Helena clapped. Grant allowed himself the ghost of a smile. Jace bounced on his heels and announced that he was hungry.

They ate at a long table set up on the patio, catered by a local Italian place that Freya had insisted on because they made a pasta dish her grandmother used to cook. The wine was red and the bread was warm and the conversation was the easy kind that didn’t demand anything, that could drift from Jace’s sunflower project to the progress on restructuring the company to the stray cat that had taken up residence under the porch.

Adrian watched Freya laugh at something Helena said, her head thrown back, her hand resting on the table next to his. She had started working part-time at a community health clinic three months ago, slipping back into nursing with a quiet determination that he admired more than he could articulate. She had needed something that was hers, separate from the chaos they had survived, and the clinic had given her that. She came home some days exhausted, her back aching, her scrubs smelling of antiseptic, and she would curl up on the couch next to him and tell him about her patients, and he would listen and feel, for the first time in his adult life, that he was exactly where he was supposed to be.

The company. He had restructured it from the ground up, divesting the holdings that had been built on his father’s ruthlessness, pivoting toward ethical tech and veteran charities. Grant’s security division had been rebranded as a nonprofit, providing risk assessment and protective services to domestic violence survivors and at-risk journalists. The transition had been brutal, the legal fees astronomical, the board room battles vicious. But Adrian had held the majority stake, and he had used it. The new board wore quieter suits and asked better questions.

He thought of the Langleys sometimes, the way one might think of a scar that had healed—there, but no longer painful. Silas was in a federal prison in Pennsylvania, his empire dismantled piece by piece by prosecutors who had spent years building a case no one had thought would ever stick. Dorian was in a medium-security facility in upstate New York, his name stripped from the company, his assets seized.

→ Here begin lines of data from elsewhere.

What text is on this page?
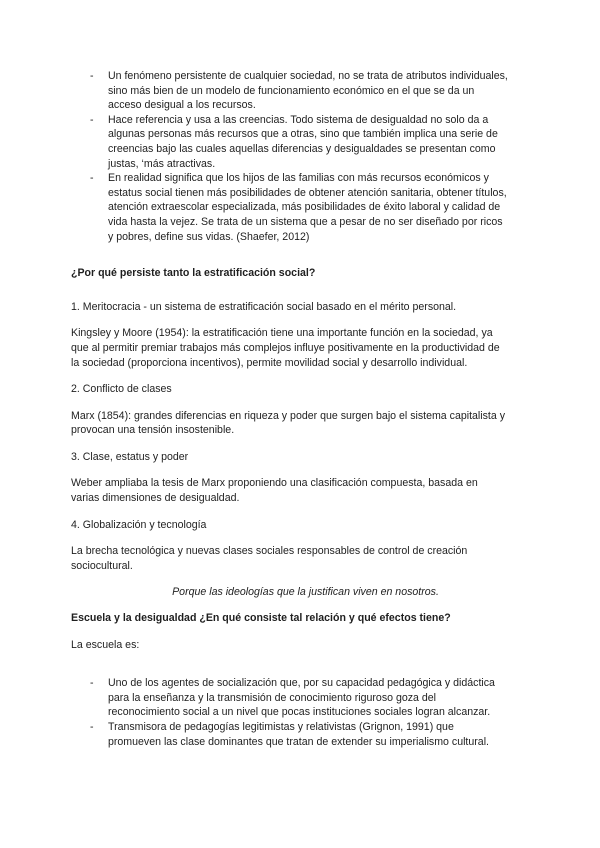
- Un fenómeno persistente de cualquier sociedad, no se trata de atributos individuales,
sino más bien de un modelo de funcionamiento económico en el que se da un
acceso desigual a los recursos.
- Hace referencia y usa a las creencias. Todo sistema de desigualdad no solo da a
algunas personas más recursos que a otras, sino que también implica una serie de
creencias bajo las cuales aquellas diferencias y desigualdades se presentan como
justas, ‘más atractivas.
- En realidad significa que los hijos de las familias con más recursos económicos y
estatus social tienen más posibilidades de obtener atención sanitaria, obtener títulos,
atención extraescolar especializada, más posibilidades de éxito laboral y calidad de
vida hasta la vejez. Se trata de un sistema que a pesar de no ser diseñado por ricos
y pobres, define sus vidas. (Shaefer, 2012)

¿Por qué persiste tanto la estratificación social?

1. Meritocracia - un sistema de estratificación social basado en el mérito personal.

Kingsley y Moore (1954): la estratificación tiene una importante función en la sociedad, ya
que al permitir premiar trabajos más complejos influye positivamente en la productividad de
la sociedad (proporciona incentivos), permite movilidad social y desarrollo individual.

2. Conflicto de clases

Marx (1854): grandes diferencias en riqueza y poder que surgen bajo el sistema capitalista y
provocan una tensión insostenible.

3. Clase, estatus y poder

Weber ampliaba la tesis de Marx proponiendo una clasificación compuesta, basada en
varias dimensiones de desigualdad.

4. Globalización y tecnología

La brecha tecnológica y nuevas clases sociales responsables de control de creación
sociocultural.

Porque las ideologías que la justifican viven en nosotros.

Escuela y la desigualdad ¿En qué consiste tal relación y qué efectos tiene?

La escuela es:

- Uno de los agentes de socialización que, por su capacidad pedagógica y didáctica
para la enseñanza y la transmisión de conocimiento riguroso goza del
reconocimiento social a un nivel que pocas instituciones sociales logran alcanzar.
- Transmisora de pedagogías legitimistas y relativistas (Grignon, 1991) que
promueven las clase dominantes que tratan de extender su imperialismo cultural.
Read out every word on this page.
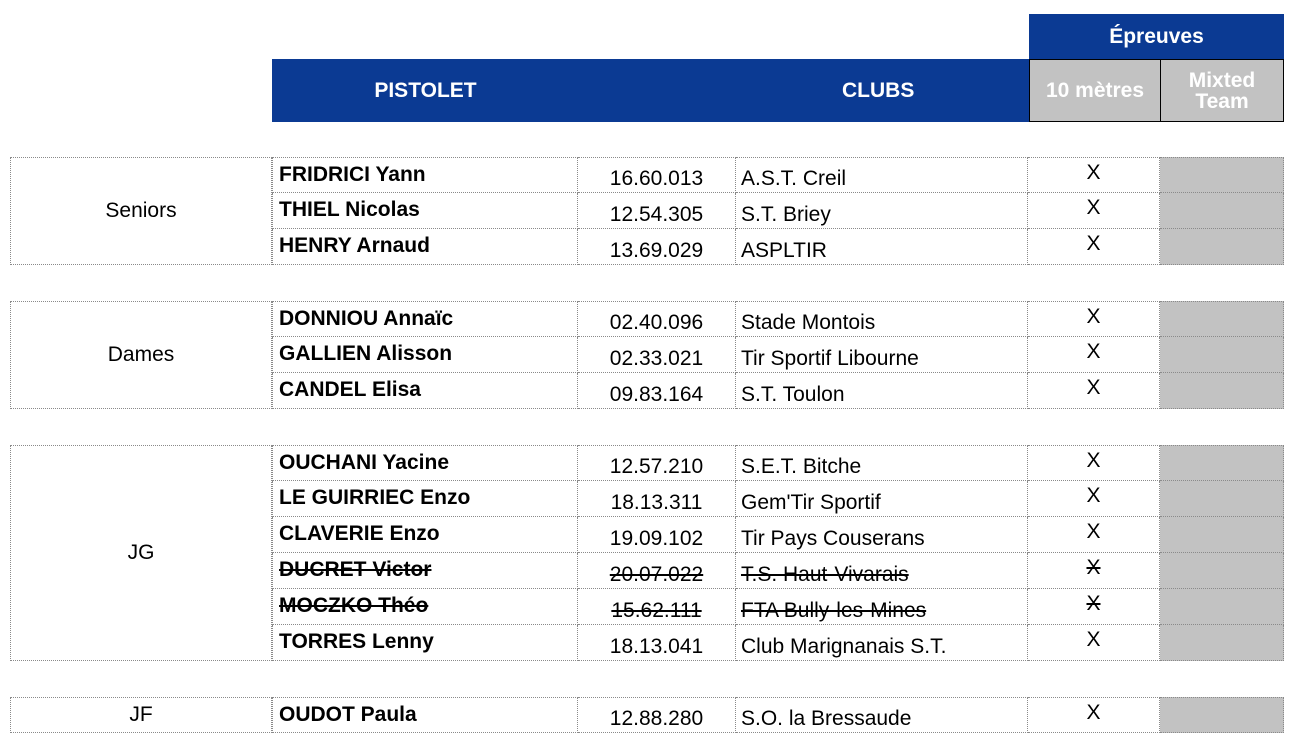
Épreuves
PISTOLET	CLUBS	10 mètres	Mixted Team
Seniors
FRIDRICI Yann	16.60.013 A.S.T. Creil	X
THIEL Nicolas	12.54.305 S.T. Briey	X
HENRY Arnaud	13.69.029 ASPLTIR	X
Dames
DONNIOU Annaïc	02.40.096 Stade Montois	X
GALLIEN Alisson	02.33.021 Tir Sportif Libourne	X
CANDEL Elisa	09.83.164 S.T. Toulon	X
JG
OUCHANI Yacine	12.57.210 S.E.T. Bitche	X
LE GUIRRIEC Enzo	18.13.311 Gem'Tir Sportif	X
CLAVERIE Enzo	19.09.102 Tir Pays Couserans	X
DUCRET Victor	20.07.022 T.S. Haut-Vivarais	X
MOCZKO Théo	15.62.111 FTA Bully-les-Mines	X
TORRES Lenny	18.13.041 Club Marignanais S.T.	X
JF	OUDOT Paula	12.88.280 S.O. la Bressaude	X
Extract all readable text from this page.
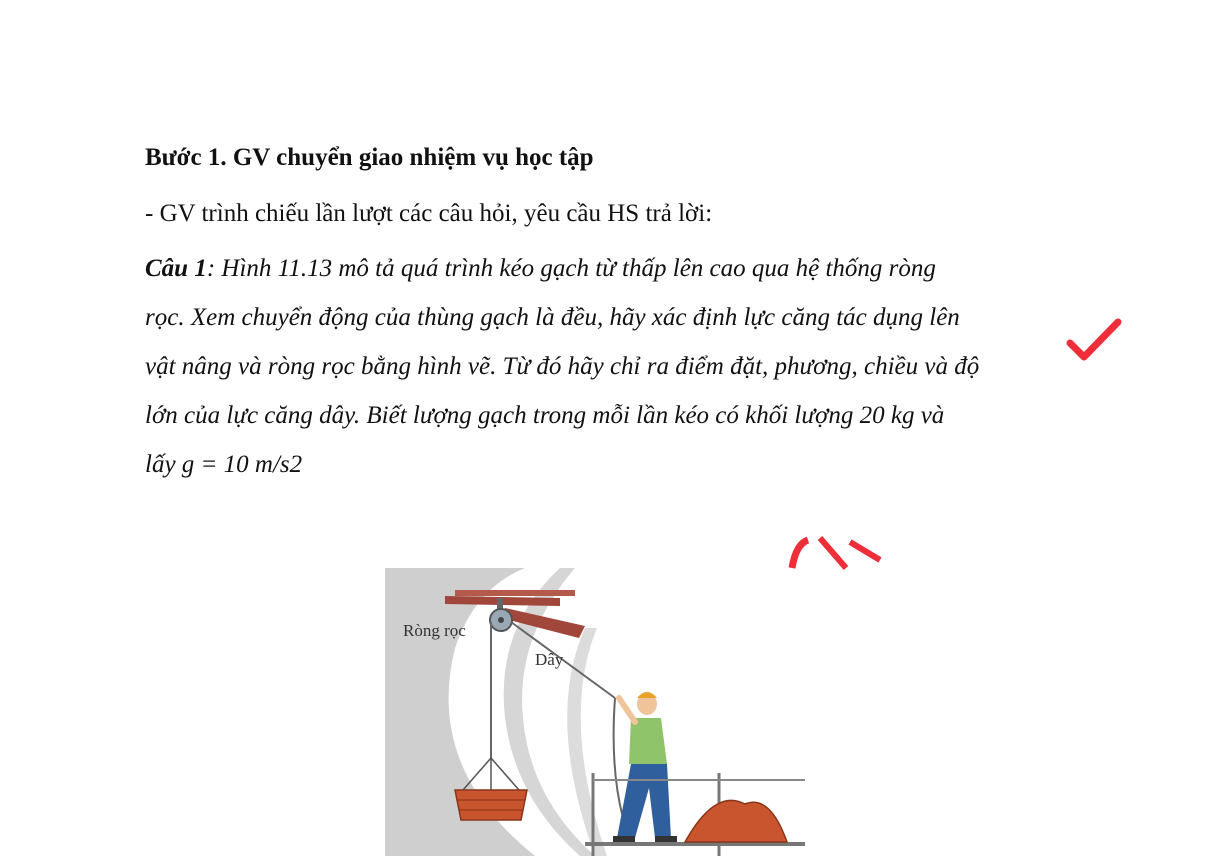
Bước 1. GV chuyển giao nhiệm vụ học tập
- GV trình chiếu lần lượt các câu hỏi, yêu cầu HS trả lời:
Câu 1: Hình 11.13 mô tả quá trình kéo gạch từ thấp lên cao qua hệ thống ròng
rọc. Xem chuyển động của thùng gạch là đều, hãy xác định lực căng tác dụng lên
vật nâng và ròng rọc bằng hình vẽ. Từ đó hãy chỉ ra điểm đặt, phương, chiều và độ
lớn của lực căng dây. Biết lượng gạch trong mỗi lần kéo có khối lượng 20 kg và
lấy g = 10 m/s2
Ròng rọc
Dây
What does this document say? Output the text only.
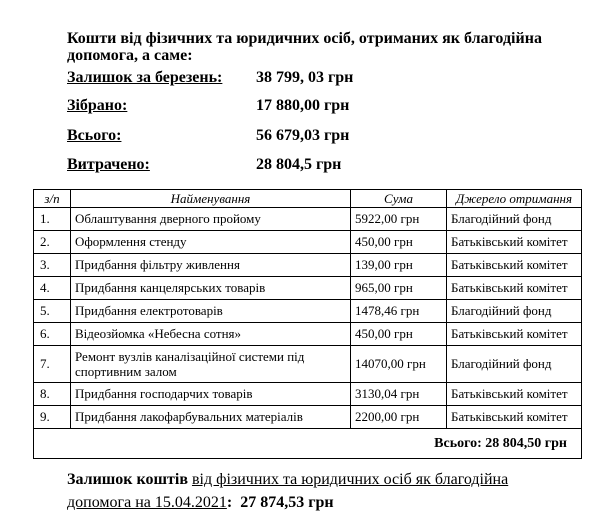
Кошти від фізичних та юридичних осіб, отриманих як благодійна
допомога, а саме:
Залишок за березень: 38 799, 03 грн
Зібрано:	17 880,00 грн
Всього:	56 679,03 грн
Витрачено:	28 804,5 грн
з/п	Найменування	Сума	Джерело отримання
1.	Облаштування дверного пройому	5922,00 грн	Благодійний фонд
2.	Оформлення стенду	450,00 грн	Батьківський комітет
3.	Придбання фільтру живлення	139,00 грн	Батьківський комітет
4.	Придбання канцелярських товарів	965,00 грн	Батьківський комітет
5.	Придбання електротоварів	1478,46 грн	Благодійний фонд
6.	Відеозйомка «Небесна сотня»	450,00 грн	Батьківський комітет
7.	Ремонт вузлів каналізаційної системи під спортивним залом	14070,00 грн	Благодійний фонд
8.	Придбання господарчих товарів	3130,04 грн	Батьківський комітет
9.	Придбання лакофарбувальних матеріалів	2200,00 грн	Батьківський комітет
Всього: 28 804,50 грн			
Залишок коштів від фізичних та юридичних осіб як благодійна
допомога на 15.04.2021: 27 874,53 грн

The dynasty was finished. The name that had once commanded rooms now appeared only in legal documents and the occasional news article about white-collar sentencing.

They were gone.

And still, every morning when Adrian woke beside Freya, he checked the locks. He scanned the street before he left the house. He kept his phone charged and his location shared. Some habits were not born of paranoia but of love, sharpened by the knowledge of what the world could take.

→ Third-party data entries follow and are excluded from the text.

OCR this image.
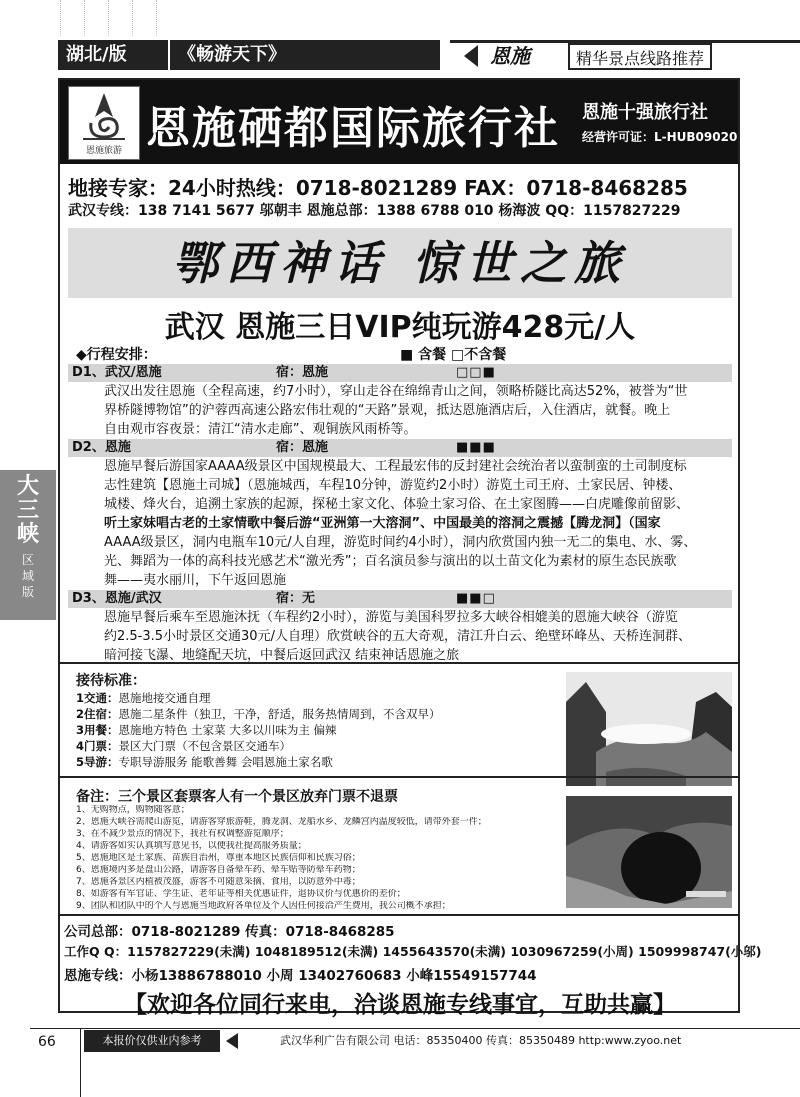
湖北/版	《畅游天下》	恩施	精华景点线路推荐
恩施旅游 恩施硒都国际旅行社 恩施十强旅行社
经营许可证：L-HUB09020
地接专家：24小时热线：0718-8021289 FAX：0718-8468285
武汉专线：138 7141 5677 邬朝丰 恩施总部：1388 6788 010 杨海波 QQ：1157827229
鄂西神话 惊世之旅
武汉 恩施三日VIP纯玩游428元/人
◆行程安排：	■ 含餐 □不含餐
D1、武汉/恩施	宿：恩施	□□■
武汉出发往恩施（全程高速，约7小时），穿山走谷在绵绵青山之间，领略桥隧比高达52%，被誉为“世
界桥隧博物馆”的沪蓉西高速公路宏伟壮观的“天路”景观，抵达恩施酒店后，入住酒店，就餐。晚上
自由观市容夜景：清江“清水走廊”、观铜族风雨桥等。
D2、恩施	宿：恩施	■■■
恩施早餐后游国家AAAA级景区中国规模最大、工程最宏伟的反封建社会统治者以蛮制蛮的土司制度标
志性建筑【恩施土司城】（恩施城西，车程10分钟，游览约2小时）游览土司王府、土家民居、钟楼、
城楼、烽火台，追溯土家族的起源，探秘土家文化、体验土家习俗、在土家图腾——白虎雕像前留影、
听土家妹唱古老的土家情歌中餐后游“亚洲第一大溶洞”、中国最美的溶洞之震撼【腾龙洞】（国家
AAAA级景区，洞内电瓶车10元/人自理，游览时间约4小时），洞内欣赏国内独一无二的集电、水、雾、
光、舞蹈为一体的高科技光感艺术“激光秀”；百名演员参与演出的以土苗文化为素材的原生态民族歌
舞——夷水丽川，下午返回恩施
D3、恩施/武汉	宿：无	■■□
恩施早餐后乘车至恩施沐抚（车程约2小时），游览与美国科罗拉多大峡谷相媲美的恩施大峡谷（游览
约2.5-3.5小时景区交通30元/人自理）欣赏峡谷的五大奇观，清江升白云、绝壁环峰丛、天桥连洞群、
暗河接飞瀑、地缝配天坑，中餐后返回武汉 结束神话恩施之旅
大三峡
区域版
接待标准：
1交通：恩施地接交通自理
2住宿：恩施二星条件（独卫，干净，舒适，服务热情周到，不含双早）
3用餐：恩施地方特色 土家菜 大多以川味为主 偏辣
4门票：景区大门票（不包含景区交通车）
5导游：专职导游服务 能歌善舞 会唱恩施土家名歌
备注：三个景区套票客人有一个景区放弃门票不退票
1、无购物点，购物随客意；
2、恩施大峡谷需爬山游览，请游客穿旅游鞋，腾龙洞、龙船水乡、龙鳞宫内温度较低，请带外套一件；
3、在不减少景点的情况下，我社有权调整游览顺序；
4、请游客如实认真填写意见书，以便我社提高服务质量；
5、恩施地区是土家族、苗族自治州，尊重本地区民族信仰和民族习俗；
6、恩施境内多是盘山公路，请游客自备晕车药、晕车贴等防晕车药物；
7、恩施各景区内植被茂盛，游客不可随意采摘、食用，以防意外中毒；
8、如游客有军官证、学生证、老年证等相关优惠证件，退协议价与优惠价的差价；
9、团队和团队中的个人与恩施当地政府各单位及个人因任何接洽产生费用，我公司概不承担；
公司总部：0718-8021289 传真：0718-8468285
工作Q Q：1157827229(未满) 1048189512(未满) 1455643570(未满) 1030967259(小周) 1509998747(小邬)
恩施专线：小杨13886788010 小周 13402760683 小峰15549157744
【欢迎各位同行来电，洽谈恩施专线事宜，互助共赢】
66	本报价仅供业内参考	武汉华利广告有限公司 电话：85350400 传真：85350489 http:www.zyoo.net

After the cake—a simple lemon chiffon that Jace had helped Freya bake the night before—Grant excused himself to walk the perimeter, a habit Adrian no longer questioned. Helena gathered the leftover flowers and promised to drop by next week with the photo album she was putting together.

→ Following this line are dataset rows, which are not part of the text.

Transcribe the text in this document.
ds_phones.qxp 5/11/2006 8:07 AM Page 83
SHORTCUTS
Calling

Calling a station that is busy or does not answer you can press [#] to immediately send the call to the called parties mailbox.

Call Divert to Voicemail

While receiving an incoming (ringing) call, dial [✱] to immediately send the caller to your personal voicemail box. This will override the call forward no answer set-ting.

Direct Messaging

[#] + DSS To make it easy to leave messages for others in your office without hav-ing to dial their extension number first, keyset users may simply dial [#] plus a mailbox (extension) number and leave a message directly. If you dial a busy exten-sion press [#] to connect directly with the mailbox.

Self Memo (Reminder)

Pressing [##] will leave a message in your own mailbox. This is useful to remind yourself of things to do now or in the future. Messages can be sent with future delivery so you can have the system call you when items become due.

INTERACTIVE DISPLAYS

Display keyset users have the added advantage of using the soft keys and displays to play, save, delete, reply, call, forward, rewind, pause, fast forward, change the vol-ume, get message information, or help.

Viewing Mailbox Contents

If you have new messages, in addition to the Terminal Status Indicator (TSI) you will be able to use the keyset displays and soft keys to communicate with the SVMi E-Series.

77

Jace tugged at Adrian’s sleeve. “Can we plant the tree now?”

The sapling was a red maple, native to the area, its roots wrapped in burlap, waiting in the corner of the garden where Freya had dug the hole that morning. She had wanted something to mark the day, something that would grow with them, something that required years of care and attention.

They walked to the spot, the three of them, the sun dropping low behind the trees. Adrian lifted the sapling into the hole, and Jace knelt, his small hands scooping dirt, patting it around the base with the focused intensity of a child who understood, in his own way, that this mattered.

Freya knelt beside him, her dress pooling on the ground, her bare feet pressed into the fresh soil. She reached out and steadied the sapling as Adrian added more dirt, their hands brushing, no words necessary.

Jace sat back and examined his work, his palms dark with earth. “It’s going to grow really big.”

“Yes,” Freya said softly. “It will.”

Adrian looked from Jace, who was carefully patting dirt around the sapling, to Freya, whose hand rested on her stomach—a quiet, happy secret of a second child growing inside her. He smiled, knowing the story is only just beginning.